六、神秘老人(18禁)

   這時李醫師聽見布幔內父女兩人似乎正在變換姿勢,未久小筠呻吟慾叫聲又傳了上來,有節奏的啪啪撞擊聲可以很容易讓人去想像畫面,而且那種充滿想像的撞擊聲同時也在撞擊著李醫師心中潛藏的一股慾火,整個心魂似乎都在半空中飄著一樣很不真實,直到小筠在承受父親大肉棍的持續插幹下,右手揮動中不小心拉到了旁邊的布幔,使得布幔與布幔間有了一個空隙地帶,正好李醫師聽到布幔沙沙聲音後也轉頭往裡頭看去,就從這處空隙中,看見裡面全身赤裸的父女正以老漢推車的背後性交姿勢在交合著,而她這個角度正好可以看見徐文粗碩巨根型的大肉棍來回插幹不停,直把李醫師給瞧得瞪大了眼,有點不敢相信少女體態的小筠,竟然能承受這麼粗長大肉棍的用力插幹,而且小筠的慾叫聲聽來明顯就是非常舒服和享受的,甚至有時還會發出希望父親更大力幹她的渴望慾聲來,讓才二十五、六歲的年輕女醫師瞧得胸口快速蹦跳上來,渾身血液像是被熱火給燒著一樣,整個人竟爾直楞楞失了神地觀看著兩人交合做愛,渾然忘了自已要做什麼來了。

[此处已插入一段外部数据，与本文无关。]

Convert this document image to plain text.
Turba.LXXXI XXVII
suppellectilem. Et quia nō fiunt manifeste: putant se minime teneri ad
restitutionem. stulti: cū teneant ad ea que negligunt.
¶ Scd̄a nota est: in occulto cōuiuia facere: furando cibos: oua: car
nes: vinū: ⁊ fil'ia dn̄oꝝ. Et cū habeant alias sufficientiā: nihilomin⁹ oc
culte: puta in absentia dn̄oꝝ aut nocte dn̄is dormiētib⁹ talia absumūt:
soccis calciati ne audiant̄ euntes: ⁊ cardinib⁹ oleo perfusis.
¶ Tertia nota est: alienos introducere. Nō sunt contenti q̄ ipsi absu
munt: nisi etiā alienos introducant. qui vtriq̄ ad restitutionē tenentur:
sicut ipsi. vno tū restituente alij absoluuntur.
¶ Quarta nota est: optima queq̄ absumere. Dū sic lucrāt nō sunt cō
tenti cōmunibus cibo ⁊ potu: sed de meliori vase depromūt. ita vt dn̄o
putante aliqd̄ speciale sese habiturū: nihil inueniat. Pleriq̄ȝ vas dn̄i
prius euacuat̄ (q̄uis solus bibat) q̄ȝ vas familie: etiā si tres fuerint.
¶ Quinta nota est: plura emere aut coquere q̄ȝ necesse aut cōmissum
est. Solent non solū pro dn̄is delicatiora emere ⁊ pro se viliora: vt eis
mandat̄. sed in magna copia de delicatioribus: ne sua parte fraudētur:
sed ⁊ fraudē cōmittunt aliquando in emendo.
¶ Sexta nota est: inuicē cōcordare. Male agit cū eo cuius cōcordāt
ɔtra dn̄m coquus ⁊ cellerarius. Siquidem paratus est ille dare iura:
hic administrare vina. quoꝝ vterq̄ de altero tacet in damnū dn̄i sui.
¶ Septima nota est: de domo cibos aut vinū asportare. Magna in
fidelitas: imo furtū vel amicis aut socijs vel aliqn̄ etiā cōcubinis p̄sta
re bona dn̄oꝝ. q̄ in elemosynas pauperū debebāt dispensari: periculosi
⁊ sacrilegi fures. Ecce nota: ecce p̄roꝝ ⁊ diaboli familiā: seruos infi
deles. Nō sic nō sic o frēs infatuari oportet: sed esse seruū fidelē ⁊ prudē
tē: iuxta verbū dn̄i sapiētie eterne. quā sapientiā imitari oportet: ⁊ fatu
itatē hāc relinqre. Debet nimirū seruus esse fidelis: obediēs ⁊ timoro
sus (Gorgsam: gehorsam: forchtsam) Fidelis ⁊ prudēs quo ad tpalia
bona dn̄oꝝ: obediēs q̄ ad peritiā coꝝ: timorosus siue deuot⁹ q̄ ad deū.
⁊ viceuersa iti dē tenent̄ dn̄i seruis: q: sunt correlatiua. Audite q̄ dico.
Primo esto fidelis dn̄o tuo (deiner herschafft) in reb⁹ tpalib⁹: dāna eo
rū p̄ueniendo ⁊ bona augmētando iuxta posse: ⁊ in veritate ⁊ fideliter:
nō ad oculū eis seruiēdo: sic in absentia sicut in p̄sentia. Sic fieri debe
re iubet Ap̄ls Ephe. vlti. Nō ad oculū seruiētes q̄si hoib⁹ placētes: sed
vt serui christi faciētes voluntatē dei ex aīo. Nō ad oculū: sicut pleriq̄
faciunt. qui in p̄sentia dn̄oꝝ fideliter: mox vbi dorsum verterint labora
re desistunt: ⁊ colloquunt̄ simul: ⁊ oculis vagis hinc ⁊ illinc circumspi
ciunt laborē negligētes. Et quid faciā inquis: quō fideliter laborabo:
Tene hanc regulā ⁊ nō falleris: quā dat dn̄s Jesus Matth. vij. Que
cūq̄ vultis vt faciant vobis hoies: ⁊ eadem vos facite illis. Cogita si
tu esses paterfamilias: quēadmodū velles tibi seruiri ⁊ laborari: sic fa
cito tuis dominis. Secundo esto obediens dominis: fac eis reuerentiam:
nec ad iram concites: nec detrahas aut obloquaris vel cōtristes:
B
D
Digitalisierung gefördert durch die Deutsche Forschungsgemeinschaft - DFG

  徐文在享受著小筠的緊實小穴時,眼角瞄到李醫師從布幔空隙中正呆楞看著兩人在做愛,瞬間激起了男人的雄風,左腿跨出橫在小筠身旁,兩手扶緊小筠纖細腰際就是一陣用力的插幹進去,速度雖然只有四級,但啪啪啪的撞擊聲卻是越來越大聲,同時小筠慾叫呻吟聲的變化也越來越豐富,有時是從鼻子哼嗯哼嗯出聲,有時是壓著喉嚨悶緊了聲音痛苦叫著,有時則是張嘴啊啊的嫩叫上來,聽在徐文耳裡,知道小筠的慾火已經升了上來,當下將小筠身子向後拉了上來,也就是李醫師交待的最佳射精採樣姿勢,這也是父女兩人第一次做愛射精時的姿勢,當時徐文就是為了先讓小筠體驗這種跪直了身子被男人從背後衝刺到射精的姿勢,因此小筠對用這種姿勢來承受父親大肉棍的全力插幹是有經驗的,所以當徐文將她身子往後拉起時,她已經預感到自己父親應該就是用這種姿勢要來衝刺射精進去給她了。

  小筠感受到父親大肉棍插幹的力道越來越強,同時體內的一股熱氣也越來越旺盛,想到自己父親又要射精在她陰道裡面,那種禁忌的刺激感帶領著她體內慾火越燒越大,沒多久就已經讓她有點失了魂似的張開小嘴大聲叫了上來,六十來回下,徐文兩手抓緊她的臂膀,氣喘吁吁地用上全身力道擺動腰臀,嘴裡呵呵作聲,大肉棍次次插到了底,直把小筠撞幹的身體向前弓起了一道弧線,使得她翹聳緊實的俏臀更加向後翹了過來,更讓徐文大肉棍得以盡情強猛攻了上去。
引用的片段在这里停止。